Example Sentences with Ne Plus
- Je ne t'aime plus: (I don't love you anymore)- a common phrase, despite the fact that nobody wants to hear it from a loved one.
- Je ne sais plus: (I don't know anymore)- can be used either to mean that one has forgotten some piece of knowledge/information, or to mean that the speaker is a bit confused. For example, if the person thought they were going to become a doctor, but their studies are not going well and someone asks them if they still want to enter the medical profession, the English response 'I just don't know anymore' would be phrased je ne sais plus.

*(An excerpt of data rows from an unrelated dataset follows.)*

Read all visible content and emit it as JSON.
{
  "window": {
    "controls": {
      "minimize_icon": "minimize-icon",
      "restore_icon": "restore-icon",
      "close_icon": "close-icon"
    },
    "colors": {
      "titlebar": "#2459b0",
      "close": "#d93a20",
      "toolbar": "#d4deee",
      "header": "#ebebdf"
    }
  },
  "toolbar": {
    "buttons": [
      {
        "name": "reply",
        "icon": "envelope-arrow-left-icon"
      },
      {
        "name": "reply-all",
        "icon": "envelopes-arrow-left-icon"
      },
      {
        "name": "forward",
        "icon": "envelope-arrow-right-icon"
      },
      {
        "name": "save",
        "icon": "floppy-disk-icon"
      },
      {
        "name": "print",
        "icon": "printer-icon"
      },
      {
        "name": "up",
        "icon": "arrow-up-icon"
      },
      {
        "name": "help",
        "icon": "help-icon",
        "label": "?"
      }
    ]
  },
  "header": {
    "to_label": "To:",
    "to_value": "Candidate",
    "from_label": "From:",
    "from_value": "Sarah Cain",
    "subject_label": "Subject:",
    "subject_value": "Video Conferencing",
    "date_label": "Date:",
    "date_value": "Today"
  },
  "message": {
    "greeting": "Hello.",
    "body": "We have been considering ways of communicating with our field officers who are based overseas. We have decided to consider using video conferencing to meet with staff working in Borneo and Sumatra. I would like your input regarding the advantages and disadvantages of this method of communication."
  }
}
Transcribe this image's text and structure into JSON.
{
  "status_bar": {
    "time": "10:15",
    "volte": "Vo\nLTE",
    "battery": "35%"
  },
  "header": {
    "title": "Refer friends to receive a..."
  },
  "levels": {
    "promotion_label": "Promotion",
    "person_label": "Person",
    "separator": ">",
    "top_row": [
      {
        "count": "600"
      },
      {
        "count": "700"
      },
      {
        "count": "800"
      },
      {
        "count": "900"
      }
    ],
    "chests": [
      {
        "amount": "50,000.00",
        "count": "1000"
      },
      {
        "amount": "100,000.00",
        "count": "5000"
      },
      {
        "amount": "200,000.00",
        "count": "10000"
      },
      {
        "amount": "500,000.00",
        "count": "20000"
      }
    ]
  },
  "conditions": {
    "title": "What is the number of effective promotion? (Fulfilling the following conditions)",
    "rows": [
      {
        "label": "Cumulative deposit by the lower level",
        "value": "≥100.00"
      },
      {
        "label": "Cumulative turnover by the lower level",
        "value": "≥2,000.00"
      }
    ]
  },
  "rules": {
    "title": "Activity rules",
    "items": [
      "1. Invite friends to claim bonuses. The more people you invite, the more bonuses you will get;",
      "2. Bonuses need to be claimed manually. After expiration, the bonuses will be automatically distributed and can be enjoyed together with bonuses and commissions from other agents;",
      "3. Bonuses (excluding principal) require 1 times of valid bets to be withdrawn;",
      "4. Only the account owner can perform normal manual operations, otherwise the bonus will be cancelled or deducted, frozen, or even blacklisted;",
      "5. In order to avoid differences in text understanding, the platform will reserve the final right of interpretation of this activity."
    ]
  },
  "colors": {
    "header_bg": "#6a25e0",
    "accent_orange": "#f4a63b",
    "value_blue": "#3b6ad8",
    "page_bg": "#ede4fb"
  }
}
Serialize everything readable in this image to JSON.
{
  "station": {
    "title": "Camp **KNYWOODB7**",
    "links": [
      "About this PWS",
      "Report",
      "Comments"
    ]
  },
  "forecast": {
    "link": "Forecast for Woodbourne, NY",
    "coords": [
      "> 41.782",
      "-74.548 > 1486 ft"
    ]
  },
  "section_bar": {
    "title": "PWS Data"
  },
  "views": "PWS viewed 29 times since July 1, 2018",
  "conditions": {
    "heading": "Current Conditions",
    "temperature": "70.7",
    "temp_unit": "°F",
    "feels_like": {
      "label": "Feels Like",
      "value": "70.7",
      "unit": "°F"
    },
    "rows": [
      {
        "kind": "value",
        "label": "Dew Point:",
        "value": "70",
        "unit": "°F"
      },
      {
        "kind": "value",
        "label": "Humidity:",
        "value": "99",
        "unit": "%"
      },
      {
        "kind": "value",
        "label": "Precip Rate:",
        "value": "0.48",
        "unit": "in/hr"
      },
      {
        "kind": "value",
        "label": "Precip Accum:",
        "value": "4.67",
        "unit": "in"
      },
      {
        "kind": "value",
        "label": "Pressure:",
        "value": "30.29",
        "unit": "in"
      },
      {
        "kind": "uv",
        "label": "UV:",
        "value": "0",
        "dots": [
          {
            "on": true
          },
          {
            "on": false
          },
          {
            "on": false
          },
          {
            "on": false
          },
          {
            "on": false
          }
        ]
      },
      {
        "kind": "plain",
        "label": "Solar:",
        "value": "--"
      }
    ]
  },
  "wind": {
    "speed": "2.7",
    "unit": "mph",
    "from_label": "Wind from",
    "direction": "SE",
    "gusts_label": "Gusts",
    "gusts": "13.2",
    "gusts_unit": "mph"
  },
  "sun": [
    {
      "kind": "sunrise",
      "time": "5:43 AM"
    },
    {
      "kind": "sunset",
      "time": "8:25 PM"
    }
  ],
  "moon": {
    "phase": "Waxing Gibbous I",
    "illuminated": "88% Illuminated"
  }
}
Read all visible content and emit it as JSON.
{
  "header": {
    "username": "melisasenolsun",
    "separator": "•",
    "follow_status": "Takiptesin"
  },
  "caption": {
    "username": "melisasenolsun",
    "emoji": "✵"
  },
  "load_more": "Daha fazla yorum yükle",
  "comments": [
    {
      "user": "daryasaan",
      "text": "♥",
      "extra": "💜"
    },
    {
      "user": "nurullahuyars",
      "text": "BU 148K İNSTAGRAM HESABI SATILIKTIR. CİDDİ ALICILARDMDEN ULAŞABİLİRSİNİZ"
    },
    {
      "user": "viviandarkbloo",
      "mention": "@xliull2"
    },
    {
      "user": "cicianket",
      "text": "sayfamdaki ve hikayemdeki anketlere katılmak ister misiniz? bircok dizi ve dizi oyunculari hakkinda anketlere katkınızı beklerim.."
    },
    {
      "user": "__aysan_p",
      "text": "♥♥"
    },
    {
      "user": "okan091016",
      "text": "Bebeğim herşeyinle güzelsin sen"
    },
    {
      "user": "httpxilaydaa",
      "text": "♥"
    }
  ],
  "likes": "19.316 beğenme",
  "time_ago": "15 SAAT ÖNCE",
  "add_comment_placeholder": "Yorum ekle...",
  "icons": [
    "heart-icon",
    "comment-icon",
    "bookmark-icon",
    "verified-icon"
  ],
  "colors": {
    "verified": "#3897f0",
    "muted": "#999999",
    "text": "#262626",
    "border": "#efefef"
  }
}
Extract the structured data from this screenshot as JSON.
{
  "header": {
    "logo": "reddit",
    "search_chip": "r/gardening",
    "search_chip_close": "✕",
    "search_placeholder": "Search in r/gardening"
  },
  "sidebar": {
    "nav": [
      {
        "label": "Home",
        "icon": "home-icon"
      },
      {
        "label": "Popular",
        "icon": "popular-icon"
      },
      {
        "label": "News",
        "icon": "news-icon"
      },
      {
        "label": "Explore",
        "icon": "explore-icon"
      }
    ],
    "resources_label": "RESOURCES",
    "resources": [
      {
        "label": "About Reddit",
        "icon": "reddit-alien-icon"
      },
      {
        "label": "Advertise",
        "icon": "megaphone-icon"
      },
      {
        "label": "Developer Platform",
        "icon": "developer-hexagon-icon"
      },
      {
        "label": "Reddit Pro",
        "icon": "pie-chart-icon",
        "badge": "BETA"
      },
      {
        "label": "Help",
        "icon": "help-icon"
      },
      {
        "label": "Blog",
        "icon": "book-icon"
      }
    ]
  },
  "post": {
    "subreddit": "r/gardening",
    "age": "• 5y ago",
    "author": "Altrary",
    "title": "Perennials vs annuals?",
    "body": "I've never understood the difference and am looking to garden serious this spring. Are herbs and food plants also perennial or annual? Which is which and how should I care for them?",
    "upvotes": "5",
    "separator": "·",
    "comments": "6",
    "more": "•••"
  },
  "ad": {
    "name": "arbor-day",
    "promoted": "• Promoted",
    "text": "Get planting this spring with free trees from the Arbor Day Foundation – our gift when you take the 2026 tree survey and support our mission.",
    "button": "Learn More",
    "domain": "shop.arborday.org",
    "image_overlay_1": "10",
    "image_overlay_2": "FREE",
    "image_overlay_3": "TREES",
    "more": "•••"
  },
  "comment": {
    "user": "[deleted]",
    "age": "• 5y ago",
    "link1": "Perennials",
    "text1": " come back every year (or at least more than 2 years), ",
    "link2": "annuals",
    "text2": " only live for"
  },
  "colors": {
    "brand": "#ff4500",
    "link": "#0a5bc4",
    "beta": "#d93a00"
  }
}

- Je ne l'ai plus: (I don't have it anymore)- if you borrowed something and gave it back, or you are no longer the owner of something that somebody asks about, this phrase could be your response.
- Je n'ai plus soif: (I'm not thirsty anymore)- if you were thirsty and had a drink, if the one drink was enough you would use this phrase when offered a second drink.
- Je n'en veux plus: (I don't want any more)- to show that you wanted some of something, but you've had enough and don't want any more.
- Je n'en peux plus: (I can't take it anymore)- a sign of exasperation and fatigue, this phrase should be handled with care.
Using the 'Ne' of Ne Plus
In written French, the above examples are correct; in spoken French, native speakers let the ne fall and use only the plus: je t'aime plus, je sais plus, je l'ai plus, j'ai plus soif, j'en veux plus, j'en peux plus. For learners of French, reaching the threshold where you can use the phrase the same way as native speakers of French is a milestone. In order to blend in with the natives, write the ne, but don't pronounce it when you speak. One last manipulation will make your spoken French match that of native speakers: pronouncing the phrase like a native.
Native Pronunciation of Plus
Most native speakers of French do not pronounce the 'l' in plus, making the word sound like pu (pronounced: pooh). In some regions, the 'l' sound remains, but knowing that the 'l' is often left out allows individual speakers to listen for this variation while in France. If you are in a region where the 'l' remains, you can do the same. Most speakers leave out the 'l' as systematically as the ne.
This French phrase is a commonly used one and an important addition to your French vocabulary. Not only learning the phrase, but learning all the (frequent) situations in which it would be used is an important step along the route to becoming a fluent non-native speaker of French.